Reform and Patronage
In the early
twentieth century, the constitutional balance between the two chambers was
formally and irrevocably redrawn. The Parliament Act 1911 stripped the Lords of
the power to block money bills entirely and reduced their ability to delay
other legislation to two years; the Parliament Act 1949 cut that delay to just
one year.
The elected House
of Commons, as the chamber that forms the government, had been established
as the primary legislative authority, and the Lords' independent power had been
reduced, step by step, to little more than a holding position.
The Salisbury-Addison
Convention of 1945 settled what remained. Under that arrangement, the Lords
agreed not to oppose legislation at second reading, nor to substantially
obstruct any bill that the government had put to the electorate and won a
mandate to implement. What had once been a chamber of real and rival
legislative power had become, by stages, a revising chamber, its role defined
more by restraint than authority.
Life peers were
introduced in the United Kingdom through the Life Peerages Act
1958; this removed the hereditary component; a case of greatness being
thrust upon one as part of political or influential patronage. The conferment
stays with the person, and each individual earns that elevation for themselves
alone.
The Winds of Change
My concern with the
loss of hereditary peers, though some of that cohort have been given life
peerages to sit in the House of Lords, is that the only hereditary component of
the political system is now the monarchy. They stand alone, without the buffer
of any other hereditary roles in our political system to shield them from the
billowing winds of change. [The
Guardian: Starmer restores powers to ousted hereditary peers in Lords shake-up]
The hereditary peers
were, in a meaningful sense, the monarchy's constitutional companions. Both
derived their place in public life from the same foundational principle: that
certain roles could be inherited, carrying with them centuries of obligation, service,
and a legitimacy built not on a single vote but on long continuity.
The presence of peers
embedded in the political landscape normalised that principle within the
constitutional system itself, making the monarchy less anomalous and less
conspicuously alone.
With them gone, the
Crown stands as the only institution in British public life whose authority
rests on birthright rather than democratic mandate or appointment. It has not
merely lost allies; it has lost the broader constitutional culture that once
made the hereditary principle comprehensible and defensible.
It brings to mind a
conversation in the play 'A Man for All Seasons', where Sir Thomas More was
implored by his wife, his daughter, and his son-in-law to arrest someone.
Alice More (Wife): Arrest him!
Sir Thomas More (England's Lord High Chancellor): For what?
Alice More: He's dangerous!
William Roper (Son-in-law): For all we know he's a spy!
Margaret More (Daughter): Father, that man's bad!
Sir Thomas: There's no law against that!
William Roper: There is God's law!
Sir Thomas: Then let God arrest him!
Alice More: While you talk he's gone!
Sir Thomas: And go he should, if he were the Devil himself, until he broke the
law.
William Roper: So, now you give the Devil the benefit of law!
Sir Thomas: Yes!
Sir Thomas: What would you do?
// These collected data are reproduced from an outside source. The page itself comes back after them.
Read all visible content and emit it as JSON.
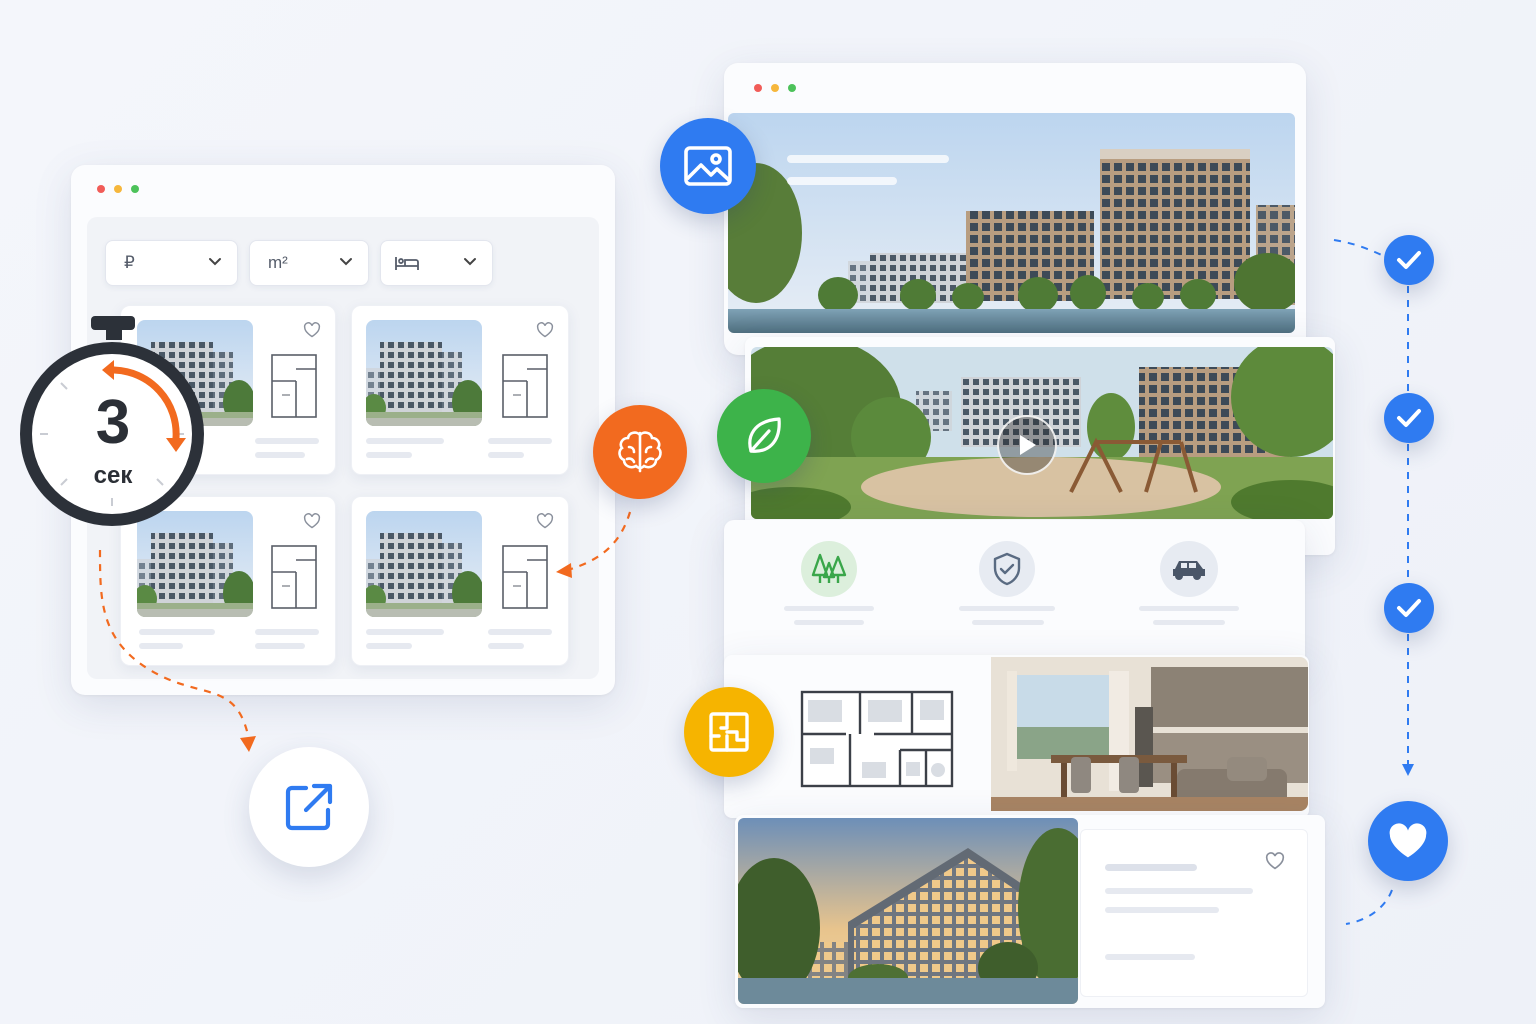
{
  "timer": {
    "value": "3",
    "unit": "сек"
  },
  "filters": [
    {
      "label": "₽",
      "icon": "ruble-icon"
    },
    {
      "label": "m²",
      "icon": "area-icon"
    },
    {
      "label": "",
      "icon": "bed-icon"
    }
  ],
  "listing_cards": [
    {
      "icon": "heart-icon"
    },
    {
      "icon": "heart-icon"
    },
    {
      "icon": "heart-icon"
    },
    {
      "icon": "heart-icon"
    }
  ],
  "feature_icons": [
    "image-icon",
    "leaf-icon",
    "floorplan-icon",
    "brain-icon",
    "external-link-icon"
  ],
  "amenities": [
    {
      "icon": "trees-icon"
    },
    {
      "icon": "shield-check-icon"
    },
    {
      "icon": "car-icon"
    }
  ],
  "progress_steps": [
    {
      "icon": "check-icon",
      "state": "done"
    },
    {
      "icon": "check-icon",
      "state": "done"
    },
    {
      "icon": "check-icon",
      "state": "done"
    },
    {
      "icon": "heart-icon",
      "state": "favorite"
    }
  ],
  "colors": {
    "accent_blue": "#2f7bf1",
    "accent_orange": "#f26a1f",
    "accent_green": "#3db34a",
    "accent_yellow": "#f6b400",
    "window_dot_red": "#f15c58",
    "window_dot_yellow": "#f6b73c",
    "window_dot_green": "#4cc25a"
  }
}
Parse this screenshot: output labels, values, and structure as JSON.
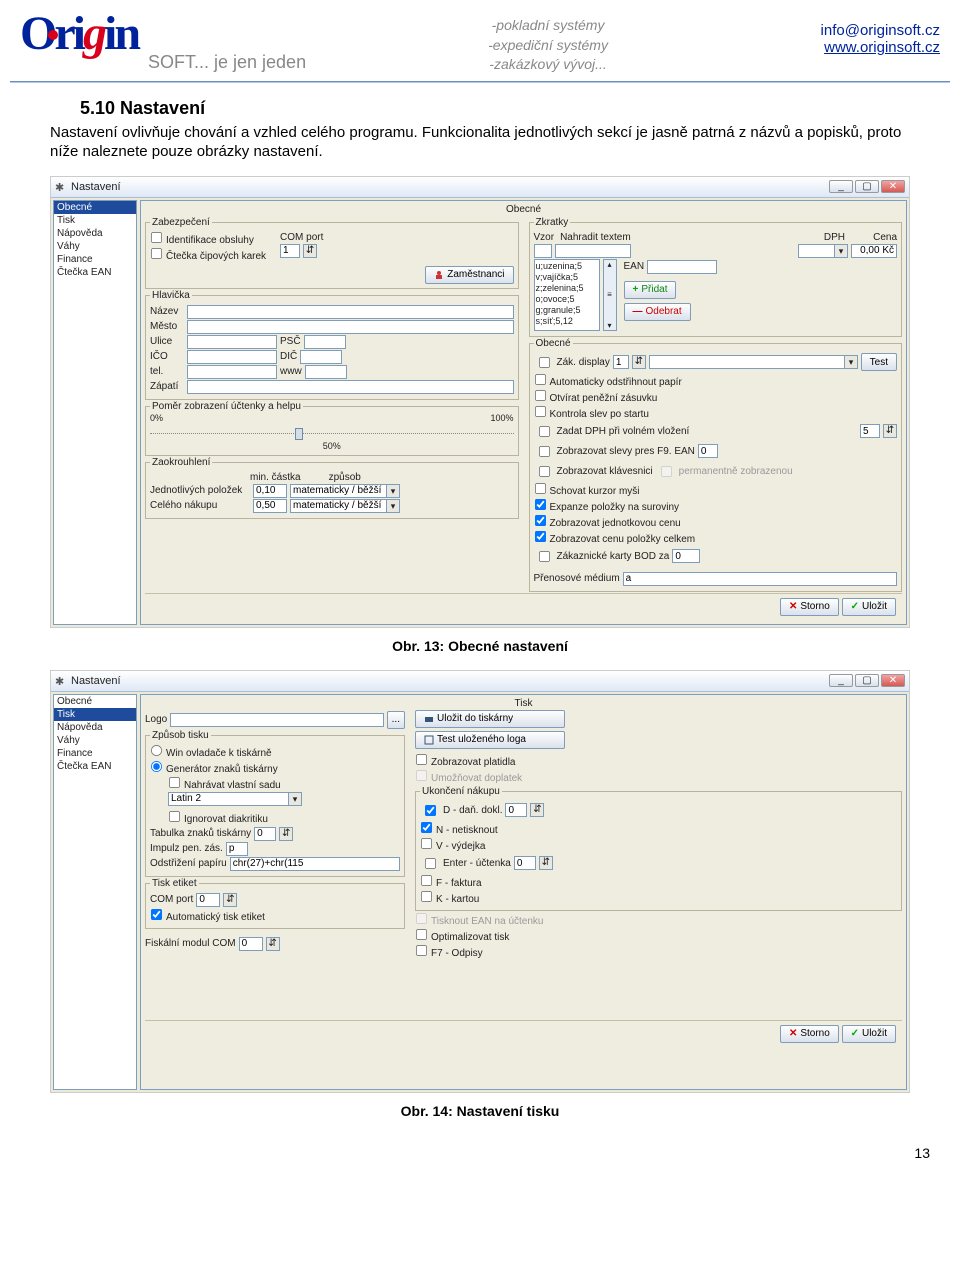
{
  "header": {
    "logo_main": "Origin",
    "logo_sub": "SOFT... je jen jeden",
    "center": {
      "l1": "-pokladní systémy",
      "l2": "-expediční systémy",
      "l3": "-zakázkový vývoj..."
    },
    "email": "info@originsoft.cz",
    "web": "www.originsoft.cz"
  },
  "section": {
    "title": "5.10 Nastavení",
    "para": "Nastavení ovlivňuje chování a vzhled celého programu. Funkcionalita jednotlivých sekcí je jasně patrná z názvů a popisků, proto níže naleznete pouze obrázky nastavení."
  },
  "fig1": {
    "caption": "Obr. 13: Obecné nastavení",
    "wintitle": "Nastavení",
    "sidebar": [
      "Obecné",
      "Tisk",
      "Nápověda",
      "Váhy",
      "Finance",
      "Čtečka EAN"
    ],
    "sidebar_sel": 0,
    "maintitle": "Obecné",
    "zabezpeceni": {
      "legend": "Zabezpečení",
      "ident": "Identifikace obsluhy",
      "ctecka": "Čtečka čipových karek",
      "com": "COM port",
      "ctecka_val": "1",
      "zamest": "Zaměstnanci"
    },
    "hlavicka": {
      "legend": "Hlavička",
      "nazev": "Název",
      "mesto": "Město",
      "ulice": "Ulice",
      "psc": "PSČ",
      "ico": "IČO",
      "dic": "DIČ",
      "tel": "tel.",
      "www": "www",
      "zapati": "Zápatí"
    },
    "pomer": {
      "legend": "Poměr zobrazení účtenky a helpu",
      "l": "0%",
      "r": "100%",
      "m": "50%"
    },
    "zaokrouhleni": {
      "legend": "Zaokrouhlení",
      "mincastka": "min. částka",
      "zpusob": "způsob",
      "jednot": "Jednotlivých položek",
      "jednot_val": "0,10",
      "jednot_mode": "matematicky / běžší",
      "celeho": "Celého nákupu",
      "celeho_val": "0,50",
      "celeho_mode": "matematicky / běžší"
    },
    "zkratky": {
      "legend": "Zkratky",
      "vzor": "Vzor",
      "nahradit": "Nahradit textem",
      "dph": "DPH",
      "cena": "Cena",
      "cena_val": "0,00 Kč",
      "ean": "EAN",
      "pridat": "Přidat",
      "odebrat": "Odebrat",
      "items": [
        "u;uzenina;5",
        "v;vajíčka;5",
        "z;zelenina;5",
        "o;ovoce;5",
        "g;granule;5",
        "s;síť;5,12"
      ]
    },
    "obecne": {
      "legend": "Obecné",
      "zakdisplay": "Zák. display",
      "zakdisplay_val": "1",
      "test": "Test",
      "auto_papir": "Automaticky odstřihnout papír",
      "otv_zasuvku": "Otvírat peněžní zásuvku",
      "kontrola_slev": "Kontrola slev po startu",
      "zadat_dph": "Zadat DPH při volném vložení",
      "zadat_dph_val": "5",
      "zobr_slevy": "Zobrazovat slevy pres F9. EAN",
      "zobr_slevy_val": "0",
      "zobr_klav": "Zobrazovat klávesnici",
      "perm_zobr": "permanentně zobrazenou",
      "schovat_kurzor": "Schovat kurzor myši",
      "exp_polozky": "Expanze položky na suroviny",
      "zobr_jedn": "Zobrazovat jednotkovou cenu",
      "zobr_celkem": "Zobrazovat cenu položky celkem",
      "zak_karty": "Zákaznické karty BOD za",
      "zak_val": "0",
      "pren_med": "Přenosové médium",
      "pren_val": "a"
    },
    "storno": "Storno",
    "ulozit": "Uložit"
  },
  "fig2": {
    "caption": "Obr. 14: Nastavení tisku",
    "wintitle": "Nastavení",
    "sidebar": [
      "Obecné",
      "Tisk",
      "Nápověda",
      "Váhy",
      "Finance",
      "Čtečka EAN"
    ],
    "sidebar_sel": 1,
    "maintitle": "Tisk",
    "logo": "Logo",
    "logo_btn": "...",
    "ulozit_tisk": "Uložit do tiskárny",
    "test_loga": "Test uloženého loga",
    "zpusob": {
      "legend": "Způsob tisku",
      "win": "Win ovladače k tiskárně",
      "gen": "Generátor znaků tiskárny",
      "nahravat": "Nahrávat vlastní sadu",
      "latin": "Latin 2",
      "ign": "Ignorovat diakritiku",
      "tabulka": "Tabulka znaků tiskárny",
      "tabulka_val": "0",
      "impulz": "Impulz pen. zás.",
      "impulz_val": "p",
      "odstrih": "Odstřižení papíru",
      "odstrih_val": "chr(27)+chr(115"
    },
    "tisketiket": {
      "legend": "Tisk etiket",
      "com": "COM port",
      "com_val": "0",
      "auto": "Automatický tisk etiket"
    },
    "fiskalni": "Fiskální modul COM",
    "fiskalni_val": "0",
    "zobr_platidla": "Zobrazovat platidla",
    "dopln": "Umožňovat doplatek",
    "ukonceni": {
      "legend": "Ukončení nákupu",
      "d": "D - daň. dokl.",
      "d_val": "0",
      "n": "N - netisknout",
      "v": "V - výdejka",
      "enter": "Enter - účtenka",
      "enter_val": "0",
      "f": "F - faktura",
      "k": "K - kartou"
    },
    "tisk_ean": "Tisknout EAN na účtenku",
    "opt": "Optimalizovat tisk",
    "f7": "F7 - Odpisy",
    "storno": "Storno",
    "ulozit": "Uložit"
  },
  "page_num": "13"
}
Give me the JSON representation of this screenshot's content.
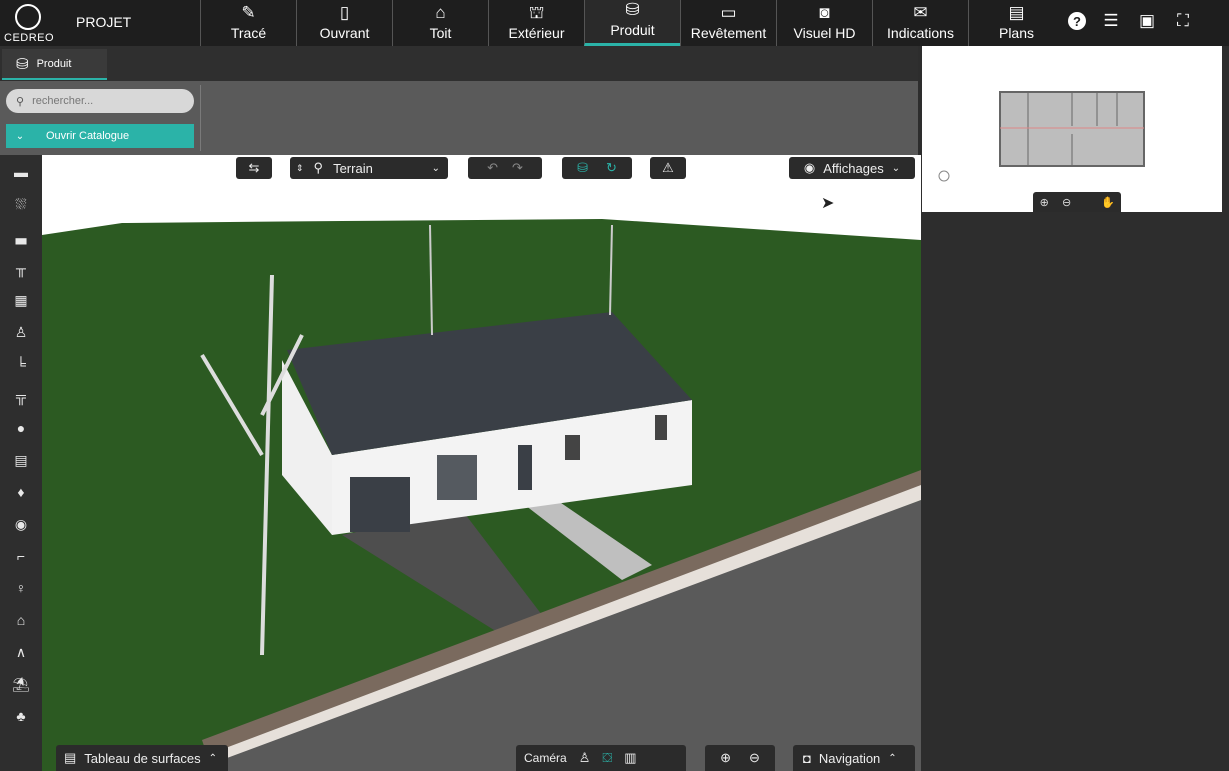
{
  "app": {
    "logo_text": "CEDREO",
    "project_label": "PROJET"
  },
  "nav": {
    "tabs": [
      {
        "label": "Tracé",
        "icon": "pencil-icon"
      },
      {
        "label": "Ouvrant",
        "icon": "door-icon"
      },
      {
        "label": "Toit",
        "icon": "roof-icon"
      },
      {
        "label": "Extérieur",
        "icon": "exterior-icon"
      },
      {
        "label": "Produit",
        "icon": "product-icon",
        "active": true
      },
      {
        "label": "Revêtement",
        "icon": "paint-roller-icon"
      },
      {
        "label": "Visuel HD",
        "icon": "camera-icon"
      },
      {
        "label": "Indications",
        "icon": "indications-icon"
      },
      {
        "label": "Plans",
        "icon": "plans-icon"
      }
    ],
    "right_icons": [
      "help-icon",
      "comment-icon",
      "save-icon",
      "fullscreen-icon"
    ]
  },
  "subtab": {
    "label": "Produit"
  },
  "catalog": {
    "search_placeholder": "rechercher...",
    "open_label": "Ouvrir Catalogue"
  },
  "sidebar": {
    "icons": [
      "kitchen-icon",
      "bathroom-icon",
      "living-room-icon",
      "dining-icon",
      "storage-icon",
      "toilet-icon",
      "bed-icon",
      "office-icon",
      "sport-icon",
      "appliance-icon",
      "lighting-icon",
      "decoration-icon",
      "stairs-icon",
      "character-icon",
      "house-icon",
      "roof-element-icon",
      "garden-furniture-icon",
      "vegetation-icon"
    ]
  },
  "viewport_toolbar": {
    "level": "Terrain",
    "display": "Affichages"
  },
  "bottom_bar": {
    "surfaces": "Tableau de surfaces",
    "camera": "Caméra",
    "navigation": "Navigation"
  },
  "colors": {
    "accent": "#2bb3a8",
    "topbar": "#1e1e1e",
    "grass": "#2a5a1e",
    "road": "#555555",
    "roof": "#3a3f46"
  }
}
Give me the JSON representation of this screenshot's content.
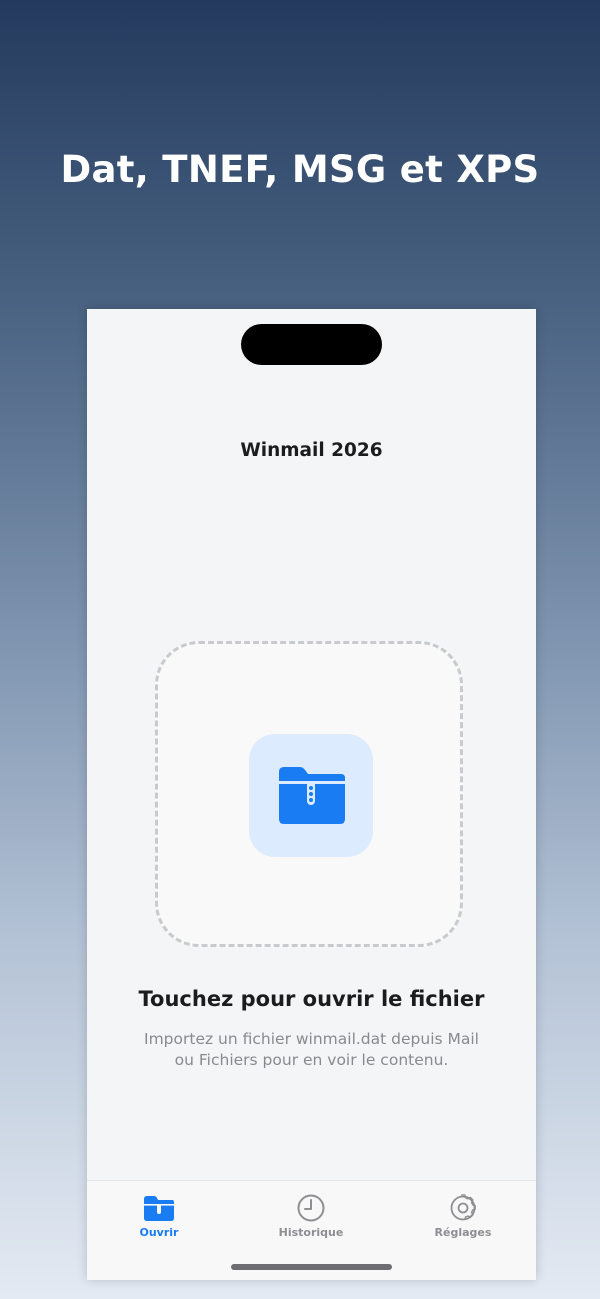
{
  "promo": {
    "headline": "Dat, TNEF, MSG et XPS"
  },
  "app": {
    "title": "Winmail 2026",
    "accent_color": "#1a7cf3"
  },
  "drop_zone": {
    "icon": "folder-icon",
    "title": "Touchez pour ouvrir le fichier",
    "subtitle_lines": [
      "Importez un fichier winmail.dat depuis Mail",
      "ou Fichiers pour en voir le contenu."
    ]
  },
  "tab_bar": {
    "selected": "Ouvrir",
    "tabs": [
      {
        "label": "Ouvrir",
        "icon": "folder-icon"
      },
      {
        "label": "Historique",
        "icon": "clock-icon"
      },
      {
        "label": "Réglages",
        "icon": "gear-icon"
      }
    ]
  }
}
Cut a great road through the law to get after
the Devil?
William Roper: Yes, I'd cut down every law in England to do that!
Sir Thomas: Oh? And when the last law was down, and the Devil turned 'round on
you, where would you hide, Roper, the laws all being flat?
Sir Thomas: This country is planted thick with laws, from coast to coast, Man's
laws, not God's! And if you cut them down (and you're just the man to do it!),
do you really think you could stand upright in the winds that would blow then?
Sir Thomas: Yes, I'd give the Devil benefit of law, for my own safety's sake!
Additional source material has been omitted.